Supervalu Faces Third Data Breach Class Action With New Damages Allegations
St. Pierre v. Supervalu Inc., No. 1:14-cv-13536 (D. Mass., filed Aug 29, 2014).

We reported last month that following an announcement of a point-of-sale data breach at 200 Supervalu stores, consumers filed two putative class actions in the Southern District of Illinois and District of Minnesota. Supervalu now faces a third putative class action, filed August 29 in the District of Massachusetts. In addition to negligence, breach of implied contract, and violations of state consumer fraud statutes – all claims alleged in the earlier filed suits, Mr. St. Pierre brings claims for negligent misrepresentation, unjust enrichment, strict liability and breach of fiduciary duty.

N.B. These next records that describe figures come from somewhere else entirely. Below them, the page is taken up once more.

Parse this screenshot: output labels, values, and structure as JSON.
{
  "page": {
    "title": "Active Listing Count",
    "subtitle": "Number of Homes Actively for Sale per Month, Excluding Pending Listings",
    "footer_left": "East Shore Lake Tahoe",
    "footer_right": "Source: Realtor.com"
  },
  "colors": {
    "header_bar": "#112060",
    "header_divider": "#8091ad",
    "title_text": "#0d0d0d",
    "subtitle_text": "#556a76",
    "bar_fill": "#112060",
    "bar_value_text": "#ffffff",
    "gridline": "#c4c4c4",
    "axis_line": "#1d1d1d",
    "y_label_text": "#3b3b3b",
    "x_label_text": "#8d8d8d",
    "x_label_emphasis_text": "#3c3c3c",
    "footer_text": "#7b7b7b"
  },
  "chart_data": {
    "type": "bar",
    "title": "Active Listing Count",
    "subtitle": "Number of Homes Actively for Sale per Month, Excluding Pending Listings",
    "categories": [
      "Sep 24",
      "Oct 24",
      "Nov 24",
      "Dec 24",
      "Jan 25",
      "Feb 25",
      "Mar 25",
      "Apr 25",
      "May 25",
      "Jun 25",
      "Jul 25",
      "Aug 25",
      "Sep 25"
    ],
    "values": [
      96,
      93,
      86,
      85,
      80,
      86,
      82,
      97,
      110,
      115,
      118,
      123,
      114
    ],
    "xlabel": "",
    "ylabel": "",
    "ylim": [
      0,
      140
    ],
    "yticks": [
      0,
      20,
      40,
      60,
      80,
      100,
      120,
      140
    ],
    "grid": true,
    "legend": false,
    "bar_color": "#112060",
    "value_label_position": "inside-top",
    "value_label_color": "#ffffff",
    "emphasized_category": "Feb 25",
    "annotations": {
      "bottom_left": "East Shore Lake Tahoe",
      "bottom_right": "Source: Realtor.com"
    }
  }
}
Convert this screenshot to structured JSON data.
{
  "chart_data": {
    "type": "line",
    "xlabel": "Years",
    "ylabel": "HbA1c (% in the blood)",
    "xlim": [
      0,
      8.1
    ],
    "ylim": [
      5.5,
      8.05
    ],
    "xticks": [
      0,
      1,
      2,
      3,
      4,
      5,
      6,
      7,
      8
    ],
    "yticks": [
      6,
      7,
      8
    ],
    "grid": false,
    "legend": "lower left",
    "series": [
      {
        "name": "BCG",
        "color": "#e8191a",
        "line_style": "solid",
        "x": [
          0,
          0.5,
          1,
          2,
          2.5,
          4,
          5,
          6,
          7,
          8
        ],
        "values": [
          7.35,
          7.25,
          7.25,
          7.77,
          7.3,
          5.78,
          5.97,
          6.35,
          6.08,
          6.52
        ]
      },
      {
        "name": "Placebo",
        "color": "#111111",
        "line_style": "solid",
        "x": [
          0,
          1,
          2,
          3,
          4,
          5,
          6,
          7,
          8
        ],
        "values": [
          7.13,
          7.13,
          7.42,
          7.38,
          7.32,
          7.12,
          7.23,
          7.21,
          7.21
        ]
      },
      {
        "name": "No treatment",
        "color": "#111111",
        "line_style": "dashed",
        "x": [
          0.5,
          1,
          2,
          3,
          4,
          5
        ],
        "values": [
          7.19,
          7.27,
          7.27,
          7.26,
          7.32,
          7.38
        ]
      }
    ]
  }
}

The two previous plaintiffs allege damages in the form of unspecified unauthorized charges, the time and cost spent replacing cards and monitoring credit, and the increased risk of identity theft. One of the prior cases additionally alleges emotional distress and diminution in value of personal information. In his allegations of harm, Mr. St. Pierre claims that had he and the putative class members known the security risks, they would have paid less to shop at Supervalu stores or not shopped there at all. He also claims that participation in credit protection services impairs his and the putative class members’ ability to obtain credit.